Sendo assim, é a oração pela graça de Deus que atrai atenção no tema da 9a Assembléia do Conselho Mundial de Igrejas, que se realiza em breve: "Deus, em tua graça, transforma o mundo". "Deus, em tua graça," "pela graça de Deus", "Que Deus nos dê sua graça" - essas e outras frases semelhantes são comuns na linguagem da espiritualidade cristã. Oramos por graça. Agora pedimos a Deus que nos dê sua graça e traga transformação ao mundo.

Mas o que os africanos poderiam querer ver transformado?

Um programa recente da BBC apresentou um livro no qual o autor compara o genocídio com o hábito de provocar e agredir outros e mostra que ambos são gerados na atitude de tratar os outros com desdém, ou como se não fossem humanos.

O programa foi ao ar enquanto eu lia Little Girl, Arise!, da irmã Thandeki Umlilo. No livro, Umlilo trata do abuso e do incesto que sofreu de homens de sua família - pai, tio e dois irmãos - e do silêncio de sua mãe em seus dias de tormento. Ela sentia que sua humanidade havia sido violada e sua pessoa, desdenhada. [1]
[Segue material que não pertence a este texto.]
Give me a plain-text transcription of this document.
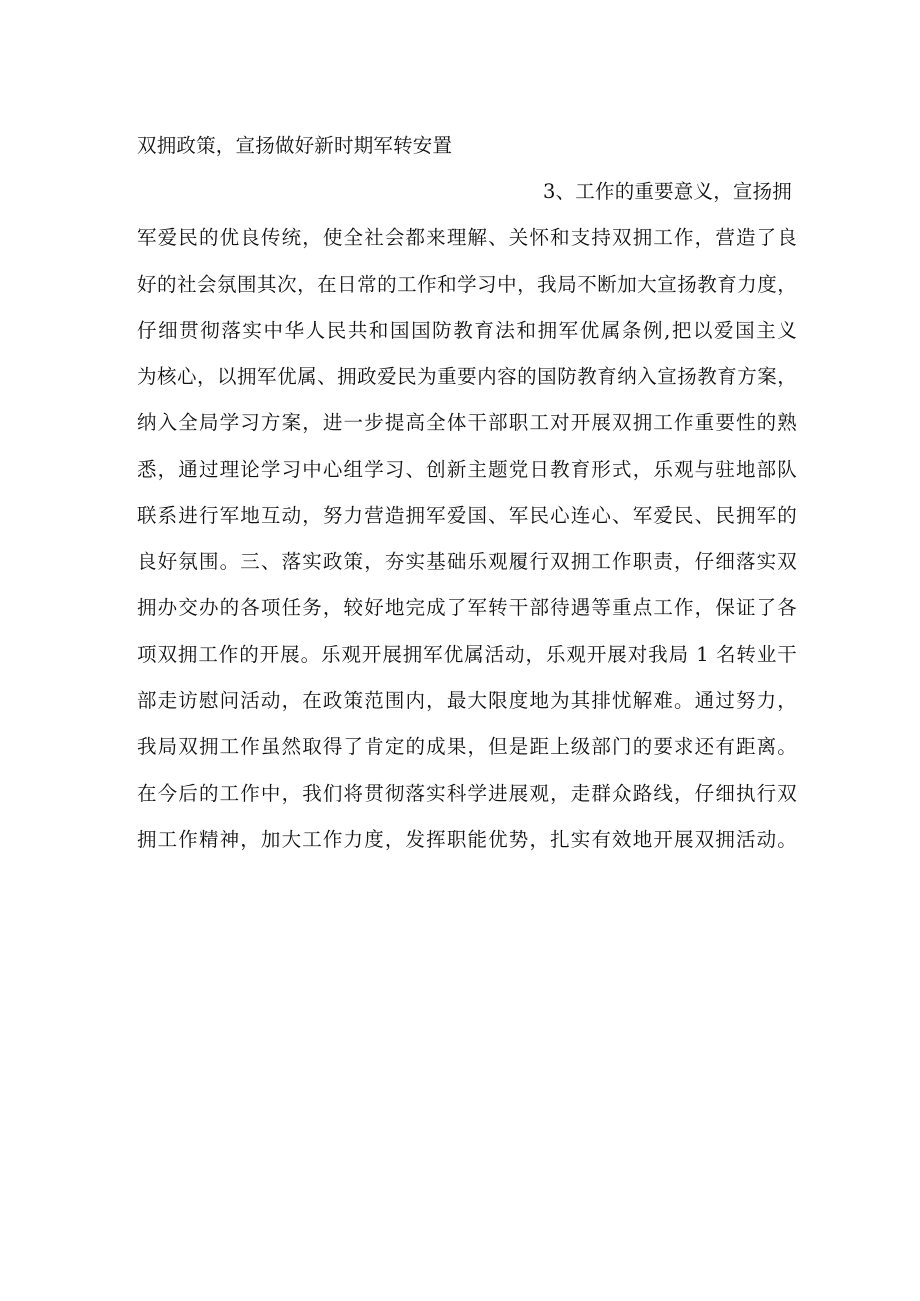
双拥政策，宣扬做好新时期军转安置
3、工作的重要意义，宣扬拥
军爱民的优良传统，使全社会都来理解、关怀和支持双拥工作，营造了良
好的社会氛围其次，在日常的工作和学习中，我局不断加大宣扬教育力度，
仔细贯彻落实中华人民共和国国防教育法和拥军优属条例,把以爱国主义
为核心，以拥军优属、拥政爱民为重要内容的国防教育纳入宣扬教育方案，
纳入全局学习方案，进一步提高全体干部职工对开展双拥工作重要性的熟
悉，通过理论学习中心组学习、创新主题党日教育形式，乐观与驻地部队
联系进行军地互动，努力营造拥军爱国、军民心连心、军爱民、民拥军的
良好氛围。三、落实政策，夯实基础乐观履行双拥工作职责，仔细落实双
拥办交办的各项任务，较好地完成了军转干部待遇等重点工作，保证了各
项双拥工作的开展。乐观开展拥军优属活动，乐观开展对我局 1 名转业干
部走访慰问活动，在政策范围内，最大限度地为其排忧解难。通过努力，
我局双拥工作虽然取得了肯定的成果，但是距上级部门的要求还有距离。
在今后的工作中，我们将贯彻落实科学进展观，走群众路线，仔细执行双
拥工作精神，加大工作力度，发挥职能优势，扎实有效地开展双拥活动。
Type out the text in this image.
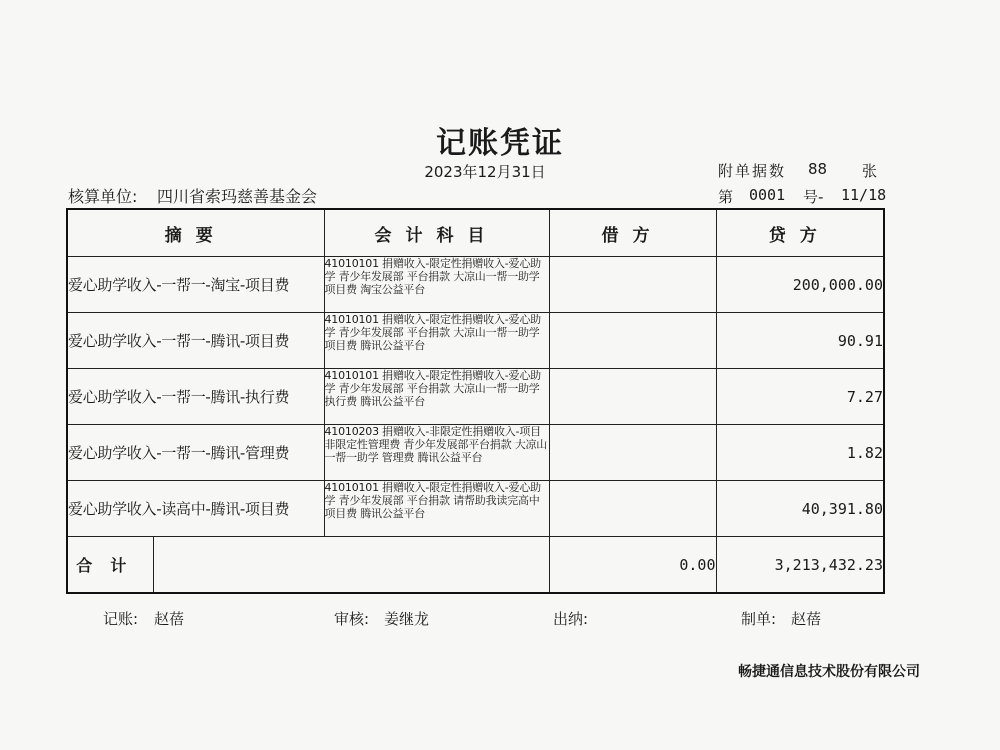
记账凭证
2023年12月31日
核算单位: 四川省索玛慈善基金会
附单据数 88 张
第 0001 号- 11/18
摘要		会计科目	借方	贷方
爱心助学收入-一帮一-淘宝-项目费		41010101 捐赠收入-限定性捐赠收入-爱心助学 青少年发展部 平台捐款 大凉山一帮一助学 项目费 淘宝公益平台		200,000.00
爱心助学收入-一帮一-腾讯-项目费		41010101 捐赠收入-限定性捐赠收入-爱心助学 青少年发展部 平台捐款 大凉山一帮一助学 项目费 腾讯公益平台		90.91
爱心助学收入-一帮一-腾讯-执行费		41010101 捐赠收入-限定性捐赠收入-爱心助学 青少年发展部 平台捐款 大凉山一帮一助学 执行费 腾讯公益平台		7.27
爱心助学收入-一帮一-腾讯-管理费		41010203 捐赠收入-非限定性捐赠收入-项目非限定性管理费 青少年发展部平台捐款 大凉山一帮一助学 管理费 腾讯公益平台		1.82
爱心助学收入-读高中-腾讯-项目费		41010101 捐赠收入-限定性捐赠收入-爱心助学 青少年发展部 平台捐款 请帮助我读完高中 项目费 腾讯公益平台		40,391.80
合计			0.00	3,213,432.23
记账: 赵蓓	审核: 姜继龙	出纳:	制单: 赵蓓
畅捷通信息技术股份有限公司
Lamentos sobre a situação da África se tornaram a regra quando nós, africanos, encontramo-nos.

A impunidade, que dá cobertura aos detentores do poder na África e a forma como lidam com os cidadãos, é proverbial. É preciso vivenciar para acreditar na impunidade de pessoas pagas para servir o público - nas fronteiras, nas estradas, nos gabinetes, mesmo nos mercados.
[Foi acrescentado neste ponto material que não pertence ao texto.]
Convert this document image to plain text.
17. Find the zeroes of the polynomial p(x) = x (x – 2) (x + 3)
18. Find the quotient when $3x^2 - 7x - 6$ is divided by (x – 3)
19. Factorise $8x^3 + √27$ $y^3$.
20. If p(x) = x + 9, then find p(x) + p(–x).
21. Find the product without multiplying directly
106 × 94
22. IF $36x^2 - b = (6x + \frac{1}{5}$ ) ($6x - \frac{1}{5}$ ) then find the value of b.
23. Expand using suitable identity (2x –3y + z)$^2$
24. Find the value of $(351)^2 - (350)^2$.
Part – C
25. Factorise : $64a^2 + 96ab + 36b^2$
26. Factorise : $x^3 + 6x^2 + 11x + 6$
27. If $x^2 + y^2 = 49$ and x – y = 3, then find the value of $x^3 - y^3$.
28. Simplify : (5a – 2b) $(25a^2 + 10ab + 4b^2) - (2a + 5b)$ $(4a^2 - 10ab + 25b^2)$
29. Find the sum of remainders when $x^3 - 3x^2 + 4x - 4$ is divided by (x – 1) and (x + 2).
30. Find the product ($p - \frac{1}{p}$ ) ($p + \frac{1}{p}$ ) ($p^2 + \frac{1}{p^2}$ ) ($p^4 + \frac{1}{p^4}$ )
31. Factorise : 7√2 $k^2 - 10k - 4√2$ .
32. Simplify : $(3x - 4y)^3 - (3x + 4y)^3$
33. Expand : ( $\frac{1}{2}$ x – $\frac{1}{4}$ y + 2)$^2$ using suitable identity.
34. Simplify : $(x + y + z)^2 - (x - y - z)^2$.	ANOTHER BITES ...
Subornos de diferentes tipos e demora na prestação de serviços não são punidos, e as vítimas não têm qualquer recurso para buscar justiça. Os programas de TV criticam tais práticas permanentemente, mas nada muda.
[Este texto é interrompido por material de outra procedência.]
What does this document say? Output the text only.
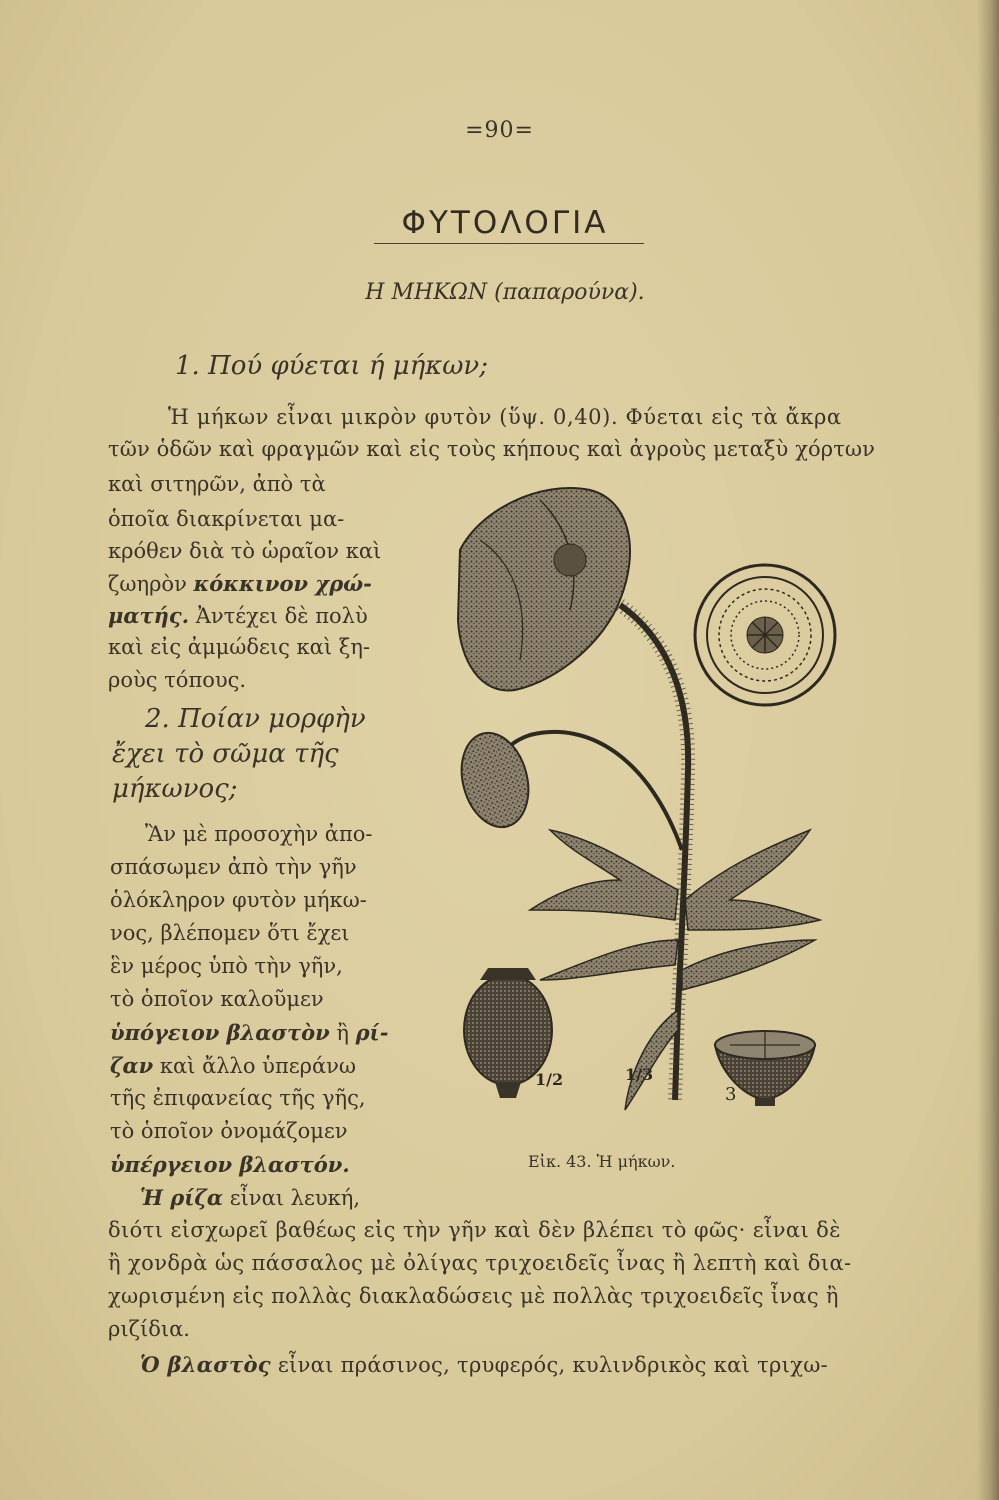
=90=
ΦΥΤΟΛΟΓΙΑ
Η ΜΗΚΩΝ (παπαρούνα).
1. Πού φύεται ή μήκων;
Ἡ μήκων εἶναι μικρὸν φυτὸν (ὕψ. 0,40). Φύεται εἰς τὰ ἄκρα
τῶν ὁδῶν καὶ φραγμῶν καὶ εἰς τοὺς κήπους καὶ ἀγροὺς μεταξὺ χόρτων
καὶ σιτηρῶν, ἀπὸ τὰ
ὁποῖα διακρίνεται μα-
κρόθεν διὰ τὸ ὡραῖον καὶ
ζωηρὸν κόκκινον χρώ-
ματής. Ἀντέχει δὲ πολὺ
καὶ εἰς ἀμμώδεις καὶ ξη-
ροὺς τόπους.
2. Ποίαν μορφὴν
ἔχει τὸ σῶμα τῆς
μήκωνος;
Ἂν μὲ προσοχὴν ἀπο-
σπάσωμεν ἀπὸ τὴν γῆν
ὁλόκληρον φυτὸν μήκω-
νος, βλέπομεν ὅτι ἔχει
ἓν μέρος ὑπὸ τὴν γῆν,
τὸ ὁποῖον καλοῦμεν
ὑπόγειον βλαστὸν ἢ ρί-
ζαν καὶ ἄλλο ὑπεράνω
τῆς ἐπιφανείας τῆς γῆς,
τὸ ὁποῖον ὀνομάζομεν
ὑπέργειον βλαστόν.
Ἡ ρίζα εἶναι λευκή,
διότι εἰσχωρεῖ βαθέως εἰς τὴν γῆν καὶ δὲν βλέπει τὸ φῶς· εἶναι δὲ
ἢ χονδρὰ ὡς πάσσαλος μὲ ὀλίγας τριχοειδεῖς ἶνας ἢ λεπτὴ καὶ δια-
χωρισμένη εἰς πολλὰς διακλαδώσεις μὲ πολλὰς τριχοειδεῖς ἶνας ἢ
ριζίδια.
Ὁ βλαστὸς εἶναι πράσινος, τρυφερός, κυλινδρικὸς καὶ τριχω-
1/2	1/3
3
Εἰκ. 43. Ἡ μήκων.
Tudo o que se pode fazer é gritar: Deus, em tua graça, transforma essa situação, concede-nos a graça de respeitar a humanidade do outro. E ainda, nossos lamentos também são um protesto que diz que não aceitamos o status quo e são uma expressão de nossa esperança de que as coisas melhorarão.

Implorando pela graça de Deus

A pergunta que me faço o tempo todo é: o que nos faz pensar que Deus assumirá a transformação do mundo? Fomos criados com livre arbítrio e ensinados a viver como seres à imagem de Deus. O que mais esperamos de Deus?

Os seres humanos testam Deus até que a "santidade" consuma tudo o que não é digno de Sua presença. Deixa-se que trigo e joio cresçam juntos até a colheita. Contudo, a colheita um dia chega, e o trigo e o joio são separados e recebem destinos diferentes. Todos sabemos disso, e ainda assim gritamos: Deus, em tua graça, transforma o mundo.

Muitas vezes me pergunto se o fazemos porque sabemos que nossa propensão para o pecado não pode obscurecer a imagem de Deus em nós. Talvez o façamos porque afirmamos que nosso criador e juiz também é nosso redentor. Minha experiência diz que onde a chama da fé arde nas cinzas do mal, afirmamos que a graça de Deus transformará as brasas moribundas em chamas ativas.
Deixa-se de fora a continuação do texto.